Can You Accept That LOVE Is The Answer?
Guys, I want to share some amazing things that happened to me over these past 2 weeks.
I want to share how my intentional interaction with about 15 adults, 9 boys and 12 girls has led me on this amazing journey of finding more love.
At the end of February, I went to Jamaica with 7 other guys. We do an annual retreat to different locations for about 15 years now. But it has evolved into more than just a guy’s trip. It has begun to impact my entire life. This Council of Dads—help crack me open and explore who I am, where I’ve been and where I am going. They help sharpen my axe and tools when it comes to being a husband, a dad and a business owner. On this recent trip, I was able to explore my fears, my anger, my ego and my pride. And in the end—I felt loved.
We went to an orphanage to spend some time with 9 boys. The boys’ ages ranged from 6 to 16. Together we played and laughed, watched over them and served them dinner. I noticed how much each boy felt the need to grab and hug us men and be close to us personally. They craved love. And they wanted to just be with us. Whatever we were doing. And quickly I became aware of all my emotions. My joy in seeing their faces, my fear in not knowing what to do when they hugged me, my anger when I pulled out my phone and distracted the moment with a device, my pride in serving them dinner and eating with them in their dining hall. My eyes were wide open. I was taking it all in. I was in the moment.
By going to this orphanage, I’ve gone deeper in asking, “What’s next? What else?” It’s allowed my heart to open even wider. Open to exploring my fears as a husband and a dad. A place where my pride or ego has usually gotten in the way. How sometimes as a leader of my family or business I try to wear a mask that says… ”Fear not—I’ve got this all handled.” But that isn’t the truth. And you as the reader know that–and I know it—but I still try and do it. But being vulnerable to take off that mask… well, that was my work. And I wrestled with it for a long time. And I will continue to wrestle with it. But with open eyes, and an open heart, I heard that message in Jamaica.
When I work with teams, teens and coaches, they first hear me with their head. It’s ok. It’s usually how everyone does it. But the more we interact and share and dive deeper… it starts working its way to their hearts. And the really great ones… the ones with trust and ability to be vulnerable, eventually get it all the way down to their gut. It becomes such an intense feeling that when it’s not present, it hurts.
I am honored and privileged to work with 12 girls and 6 coaches on a varsity basketball team.

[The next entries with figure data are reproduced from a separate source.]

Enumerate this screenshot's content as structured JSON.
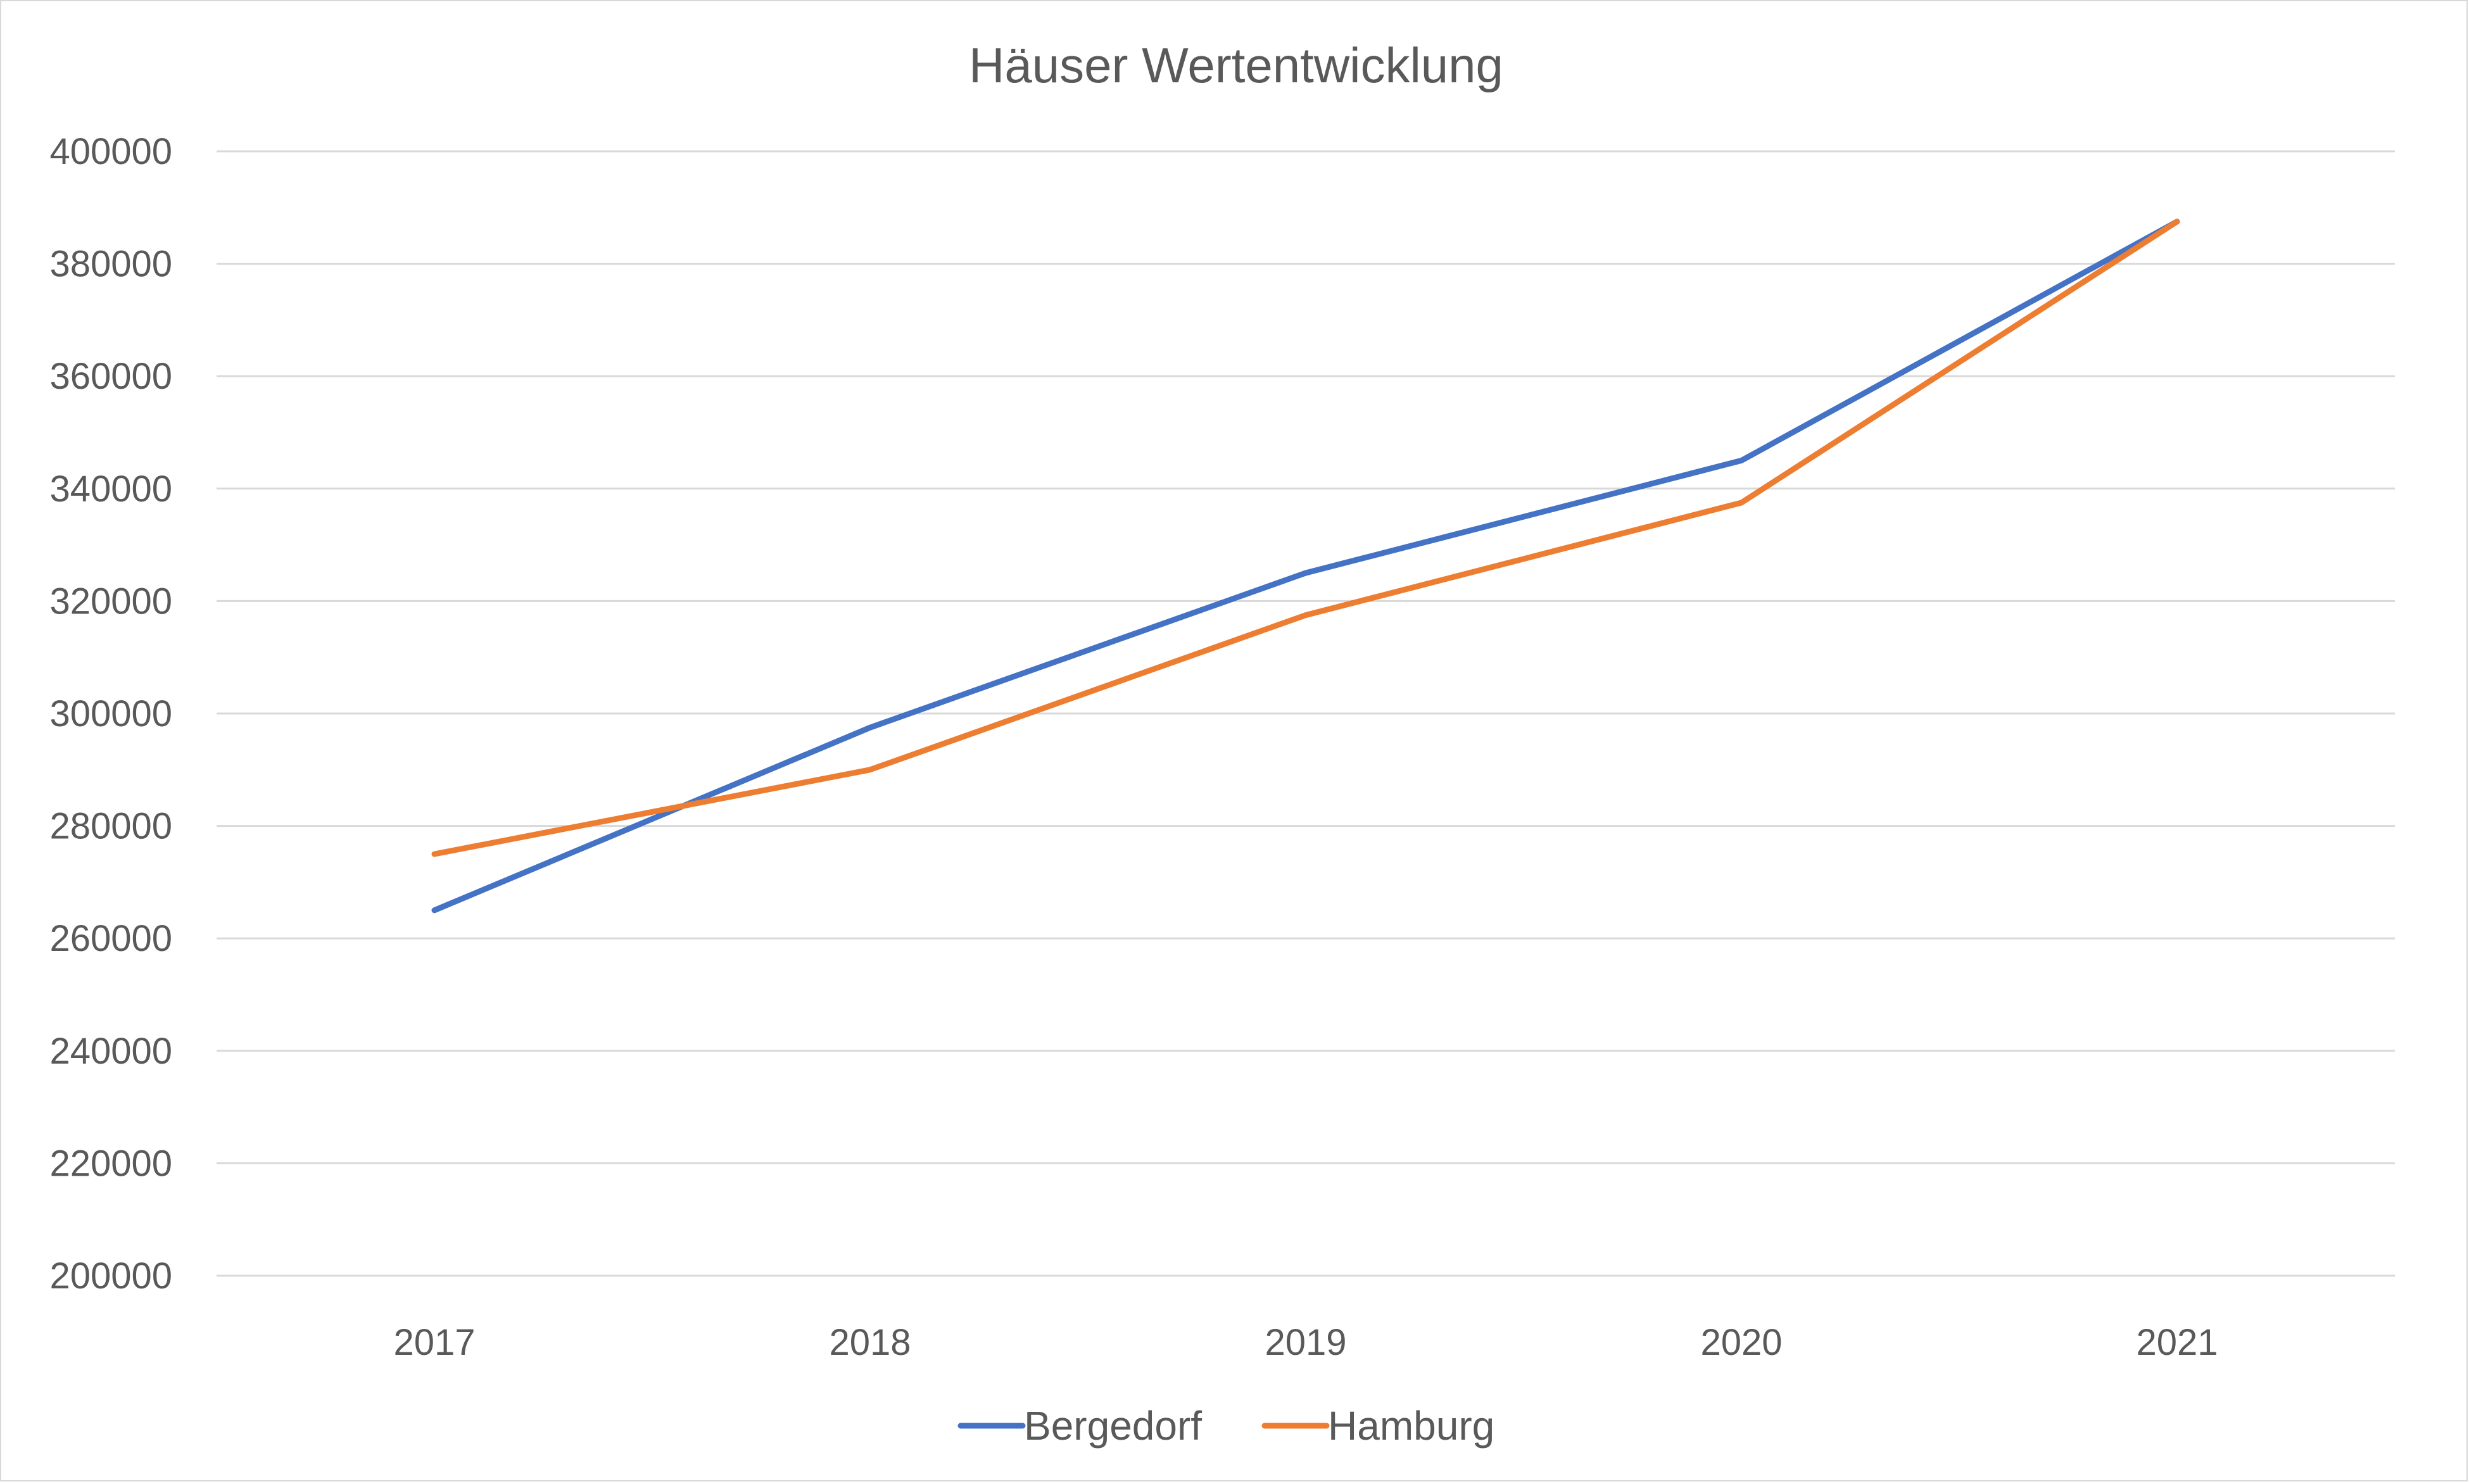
{
  "chart_data": {
    "type": "line",
    "title": "Häuser Wertentwicklung",
    "xlabel": "",
    "ylabel": "",
    "categories": [
      "2017",
      "2018",
      "2019",
      "2020",
      "2021"
    ],
    "ylim": [
      200000,
      400000
    ],
    "yticks": [
      "200000",
      "220000",
      "240000",
      "260000",
      "280000",
      "300000",
      "320000",
      "340000",
      "360000",
      "380000",
      "400000"
    ],
    "grid": true,
    "legend_position": "bottom",
    "series": [
      {
        "name": "Bergedorf",
        "color": "#4472C4",
        "values": [
          265000,
          297500,
          325000,
          345000,
          387500
        ]
      },
      {
        "name": "Hamburg",
        "color": "#ED7D31",
        "values": [
          275000,
          290000,
          317500,
          337500,
          387500
        ]
      }
    ]
  }
}
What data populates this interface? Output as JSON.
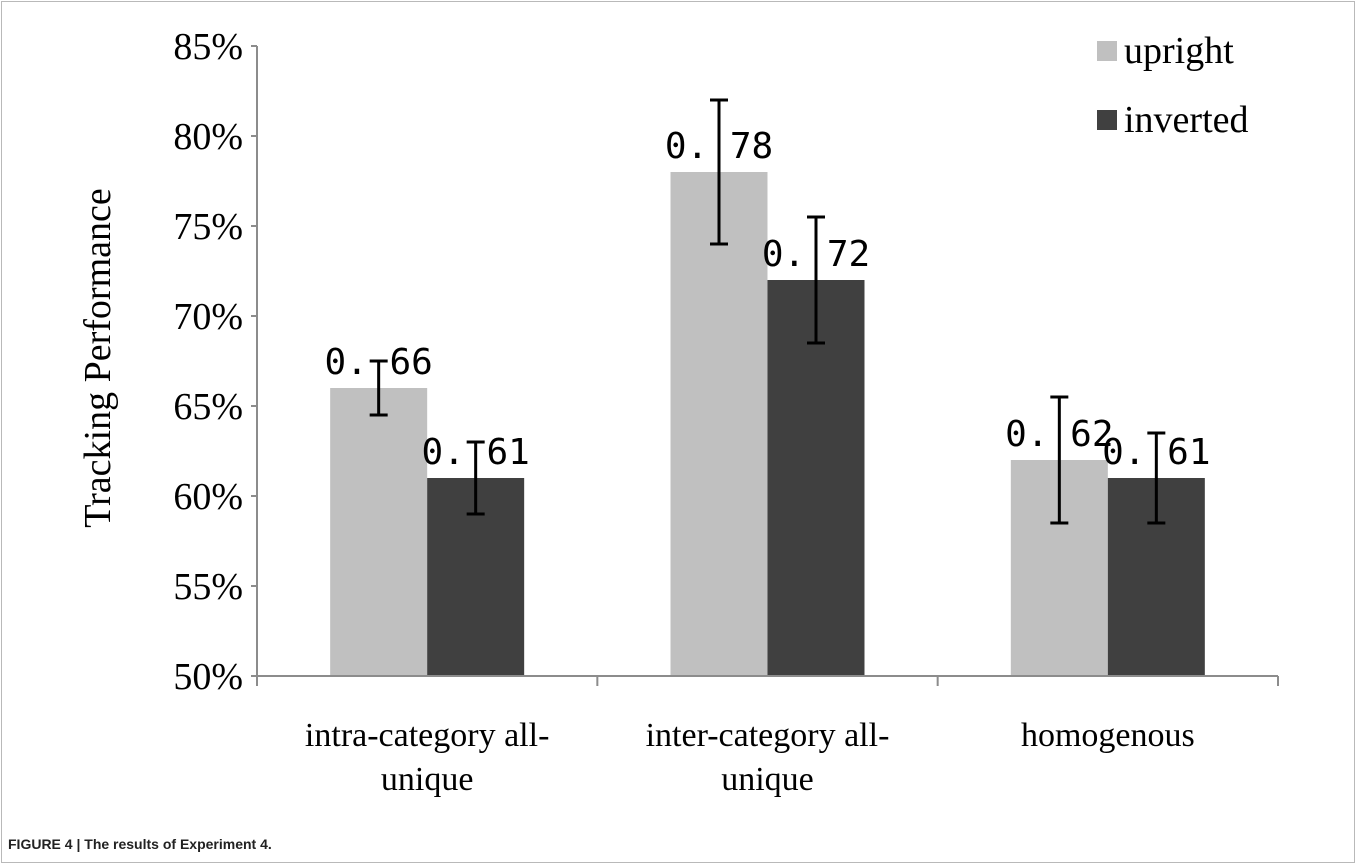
{
  "caption": "FIGURE 4 | The results of Experiment 4.",
  "chart_data": {
    "type": "bar",
    "title": "",
    "xlabel": "",
    "ylabel": "Tracking Performance",
    "ylim": [
      0.5,
      0.85
    ],
    "yticks": [
      "50%",
      "55%",
      "60%",
      "65%",
      "70%",
      "75%",
      "80%",
      "85%"
    ],
    "ytick_values": [
      0.5,
      0.55,
      0.6,
      0.65,
      0.7,
      0.75,
      0.8,
      0.85
    ],
    "categories": [
      [
        "intra-category all-",
        "unique"
      ],
      [
        "inter-category all-",
        "unique"
      ],
      [
        "homogenous"
      ]
    ],
    "series": [
      {
        "name": "upright",
        "color": "#c0c0c0",
        "values": [
          0.66,
          0.78,
          0.62
        ],
        "labels": [
          "0. 66",
          "0. 78",
          "0. 62"
        ],
        "error_low": [
          0.645,
          0.74,
          0.585
        ],
        "error_high": [
          0.675,
          0.82,
          0.655
        ]
      },
      {
        "name": "inverted",
        "color": "#404040",
        "values": [
          0.61,
          0.72,
          0.61
        ],
        "labels": [
          "0. 61",
          "0. 72",
          "0. 61"
        ],
        "error_low": [
          0.59,
          0.685,
          0.585
        ],
        "error_high": [
          0.63,
          0.755,
          0.635
        ]
      }
    ],
    "legend_position": "top-right",
    "grid": false
  }
}
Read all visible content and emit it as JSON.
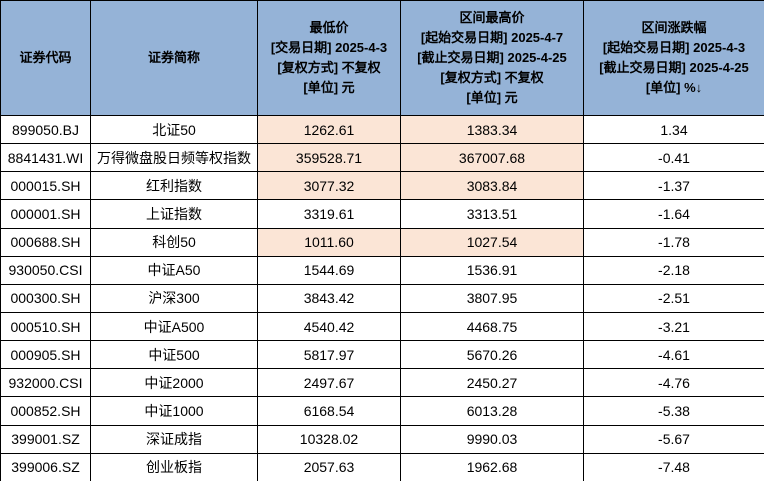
{
  "table": {
    "headers": [
      {
        "key": "code",
        "label": "证券代码"
      },
      {
        "key": "name",
        "label": "证券简称"
      },
      {
        "key": "low",
        "label": "最低价\n[交易日期] 2025-4-3\n[复权方式] 不复权\n[单位] 元"
      },
      {
        "key": "high",
        "label": "区间最高价\n[起始交易日期] 2025-4-7\n[截止交易日期] 2025-4-25\n[复权方式] 不复权\n[单位] 元"
      },
      {
        "key": "chg",
        "label": "区间涨跌幅\n[起始交易日期] 2025-4-3\n[截止交易日期] 2025-4-25\n[单位] %↓"
      }
    ],
    "sort": {
      "column_key": "chg",
      "direction": "desc",
      "glyph": "↓"
    },
    "rows": [
      {
        "code": "899050.BJ",
        "name": "北证50",
        "low": "1262.61",
        "high": "1383.34",
        "chg": "1.34",
        "highlight": true
      },
      {
        "code": "8841431.WI",
        "name": "万得微盘股日频等权指数",
        "low": "359528.71",
        "high": "367007.68",
        "chg": "-0.41",
        "highlight": true
      },
      {
        "code": "000015.SH",
        "name": "红利指数",
        "low": "3077.32",
        "high": "3083.84",
        "chg": "-1.37",
        "highlight": true
      },
      {
        "code": "000001.SH",
        "name": "上证指数",
        "low": "3319.61",
        "high": "3313.51",
        "chg": "-1.64",
        "highlight": false
      },
      {
        "code": "000688.SH",
        "name": "科创50",
        "low": "1011.60",
        "high": "1027.54",
        "chg": "-1.78",
        "highlight": true
      },
      {
        "code": "930050.CSI",
        "name": "中证A50",
        "low": "1544.69",
        "high": "1536.91",
        "chg": "-2.18",
        "highlight": false
      },
      {
        "code": "000300.SH",
        "name": "沪深300",
        "low": "3843.42",
        "high": "3807.95",
        "chg": "-2.51",
        "highlight": false
      },
      {
        "code": "000510.SH",
        "name": "中证A500",
        "low": "4540.42",
        "high": "4468.75",
        "chg": "-3.21",
        "highlight": false
      },
      {
        "code": "000905.SH",
        "name": "中证500",
        "low": "5817.97",
        "high": "5670.26",
        "chg": "-4.61",
        "highlight": false
      },
      {
        "code": "932000.CSI",
        "name": "中证2000",
        "low": "2497.67",
        "high": "2450.27",
        "chg": "-4.76",
        "highlight": false
      },
      {
        "code": "000852.SH",
        "name": "中证1000",
        "low": "6168.54",
        "high": "6013.28",
        "chg": "-5.38",
        "highlight": false
      },
      {
        "code": "399001.SZ",
        "name": "深证成指",
        "low": "10328.02",
        "high": "9990.03",
        "chg": "-5.67",
        "highlight": false
      },
      {
        "code": "399006.SZ",
        "name": "创业板指",
        "low": "2057.63",
        "high": "1962.68",
        "chg": "-7.48",
        "highlight": false
      }
    ],
    "colors": {
      "header_bg": "#95B3D7",
      "highlight_bg": "#FBE5D6",
      "row_bg": "#FFFFFF",
      "border": "#000000",
      "text": "#000000"
    }
  }
}
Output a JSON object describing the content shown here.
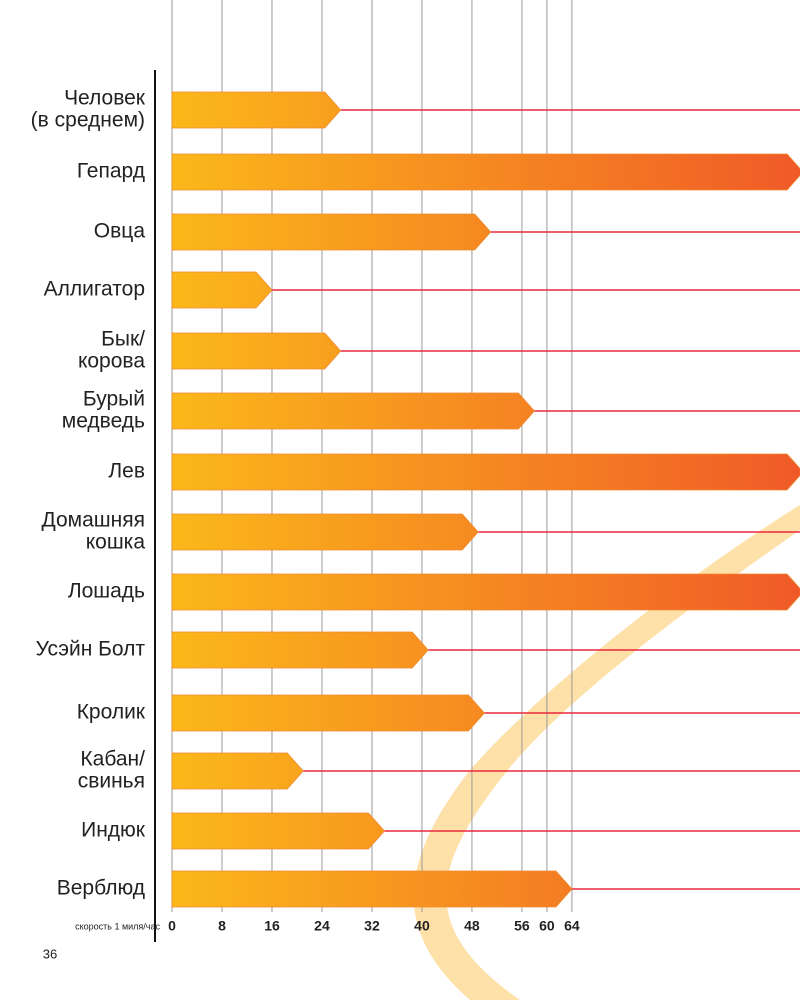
{
  "chart_data": {
    "type": "bar",
    "orientation": "horizontal",
    "categories": [
      [
        "Человек",
        "(в среднем)"
      ],
      [
        "Гепард"
      ],
      [
        "Овца"
      ],
      [
        "Аллигатор"
      ],
      [
        "Бык/",
        "корова"
      ],
      [
        "Бурый",
        "медведь"
      ],
      [
        "Лев"
      ],
      [
        "Домашняя",
        "кошка"
      ],
      [
        "Лошадь"
      ],
      [
        "Усэйн Болт"
      ],
      [
        "Кролик"
      ],
      [
        "Кабан/",
        "свинья"
      ],
      [
        "Индюк"
      ],
      [
        "Верблюд"
      ]
    ],
    "values": [
      27,
      101,
      51,
      16,
      27,
      58,
      101,
      49,
      101,
      41,
      50,
      21,
      34,
      64
    ],
    "colors": [
      "#fbb81a",
      "#f05a28"
    ],
    "line_color": "#e8283c",
    "xlabel": "скорость 1 миля/час",
    "xlim": [
      0,
      100.5
    ],
    "xticks": [
      0,
      8,
      16,
      24,
      32,
      40,
      48,
      56,
      60,
      64
    ],
    "grid": true,
    "page_number": "36"
  }
}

We work on culture within their team and mission, vision, value along with priorities each season. This team is the BEST team I have ever worked with—they have a relentless focus. They have the ability to be comfortable being uncomfortable. They embrace what they need to work on, and they conquer fear. You can read more about them here. Most of all, they did all this AFTER they lost 2 of their best players to injuries. Yes 40% of their starting lineup missed the 2nd half of their season. When it happened, many people said, ”Oh no that is too bad. They were going to win the state championship too. Oh well… we feel so sorry for you girls.” You know who didn’t feel sorry? Us. We didn’t. Not one coach, not one player. We got in a room and said, we are still going to win it all. I don’t know how, I don’t know against who, but nothing changes with regard to our quest. We are STILL going to win. They never bitched and never complained that it wasn’t fair. They just said, “Ok now what?” They won because they conquered their fear.
When we talk about “fears,” I have noticed that there is always a negative connotation associated with this emotion. Most people believe fear is bad. But I don’t agree with that. Fear has kept a lot of people alive in situations that were pretty dangerous. I am open to recognizing fear as neither good nor bad—they are judgements and stories I tell myself. Fear is just an emotion. And I get to choose what I do with it. Fear wins when it paralyzes us. When fear ceases us from action it can be dangerous.
So how do we conquer our fears? How do we use our fears? To not be afraid?
Again, we do it with LOVE.
We shared with the girls before going to the State Tournament that they were going to WIN… because of LOVE. Not because our best player was going to score 70 points in 3 games, not because our press break was the best, and not because we were going to score more points from the free throw line. We were going to WIN because they were LOVED.
That message to them would not have been possible without my eyes being opened in Jamaica. It would not have been possible without my heart being opened by my Council of Dads. And I’m sure you too have had some amazing experiences – but a lot of times we just don’t pay attention. It’s out there for you to see. Pay attention. Be present. Be receiving. Let your guard down. I don’t have to know it all as a husband or a dad. I just have to love. Love myself first. Love my wife more. Love my kids unconditionally. Love wins. Love conquers all.
I know it sounds corny as hell. I am nervously laughing as I type… do I really want to be this vulnerable and put this out there?
But how can you love yourself more? To not beat yourself up for mistakes but rather see them as opportunities?
How can you connect and love your spouse more? It’s so easy to get distracted in raising kids that we forget to LOVE our spouse.
Can you say to friends or even enemies, “How can I love you more?”… right now.
I love to win. And yes, we won the state tournament. But I LOVE that team.